Defendant’s cousin, Chris Cook, was in the Marine Corps stationed at Virginia Beach when defendant phoned to ask if he knew of a way to raise $50,000. At one point, Cook and defendant planned to rob a drug dealer to raise money, but they did not go through with the plan.

In 1990 or 1991, Cook learned that defendant was making purchases and cash advances using credit cards he had stolen from the mail while he was a postal employee. Defendant sometimes gave Cook cash advances drawn on the stolen credit cards. Defendant also gave Cook a video cassette recorder and, in June 1991, an engagement ring for Cook’s fiancée, paying for the purchases of those items with the stolen credit cards.
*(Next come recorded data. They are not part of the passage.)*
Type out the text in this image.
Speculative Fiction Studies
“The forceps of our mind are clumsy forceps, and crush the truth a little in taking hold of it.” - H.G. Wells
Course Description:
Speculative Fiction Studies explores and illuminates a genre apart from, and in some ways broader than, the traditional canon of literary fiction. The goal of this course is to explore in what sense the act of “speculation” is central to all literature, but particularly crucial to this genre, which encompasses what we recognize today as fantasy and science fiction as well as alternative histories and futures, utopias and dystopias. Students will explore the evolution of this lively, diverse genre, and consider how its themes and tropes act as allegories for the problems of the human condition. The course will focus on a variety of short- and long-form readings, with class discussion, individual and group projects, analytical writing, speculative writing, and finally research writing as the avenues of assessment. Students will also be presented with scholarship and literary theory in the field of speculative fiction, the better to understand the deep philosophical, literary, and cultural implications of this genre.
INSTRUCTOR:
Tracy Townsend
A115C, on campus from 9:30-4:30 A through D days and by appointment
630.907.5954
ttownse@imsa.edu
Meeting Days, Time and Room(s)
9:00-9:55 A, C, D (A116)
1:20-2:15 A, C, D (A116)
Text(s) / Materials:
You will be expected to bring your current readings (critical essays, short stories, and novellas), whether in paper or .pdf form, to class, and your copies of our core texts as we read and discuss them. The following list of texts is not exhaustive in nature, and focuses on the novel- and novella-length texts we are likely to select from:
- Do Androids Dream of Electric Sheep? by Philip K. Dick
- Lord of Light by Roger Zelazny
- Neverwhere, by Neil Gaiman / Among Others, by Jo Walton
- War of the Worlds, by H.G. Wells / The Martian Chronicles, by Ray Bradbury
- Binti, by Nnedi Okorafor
Cook was discharged from the Marine Corps on 3 September 1991. He broke up with his fiancée in January or February 1992 and pawned the ring, which defendant later redeemed from the pawn shop. In June 1992, defendant offered Cook $5,000 to kill defendant’s wife Melissa. Cook refused the offer. Defendant repeated his offer to Cook on 14 June 1992. Defendant reminded Cook of all the cash and gifts he had given him. Cook continued to refuse the offer and tried to avoid defendant. Defendant went to Cook’s house and promised to pay $5,000 before the killing and $5,000 after defendant received $50,000 from an insurance policy defendant had taken out on Melissa several months earlier. Cook finally agreed to defendant’s scheme to kill Melissa.

*512Defendant and Cook met at defendant’s house on Sunday, 28 June 1992, to plan the murder. Defendant’s children were at the beach with Melissa’s parents, and he stated that he wanted the killing done that night or the next morning. Defendant met Cook at about 2:45 a.m. and took him to defendant’s home. Defendant gave Cook a ski mask, surgical gloves, and a .38-caliber revolver loaded with six rounds of ammunition. Defendant told Cook to wait thirty to forty-five minutes before killing Melissa so defendant could establish an alibi.

Cook entered the house through a door left unlocked by defendant by prior arrangement and found Melissa lying in bed. He shot Melissa in the right jaw. She writhed her way to the far side of the bed. Cook went around the bed, where, firing through a pillow to muffle the sound, he shot her in the back of the head and through the back. He ran from the house, removed the mask and gloves, and hid the gun and mask under a pile of rocks. Cook then called his roommate for a ride home from a convenience store, where he was seen by witnesses. Cook told his roommate that he had been at a construction site early that morning. He claimed that because they had run out of supplies, he was jogging home when he fell and hurt himself.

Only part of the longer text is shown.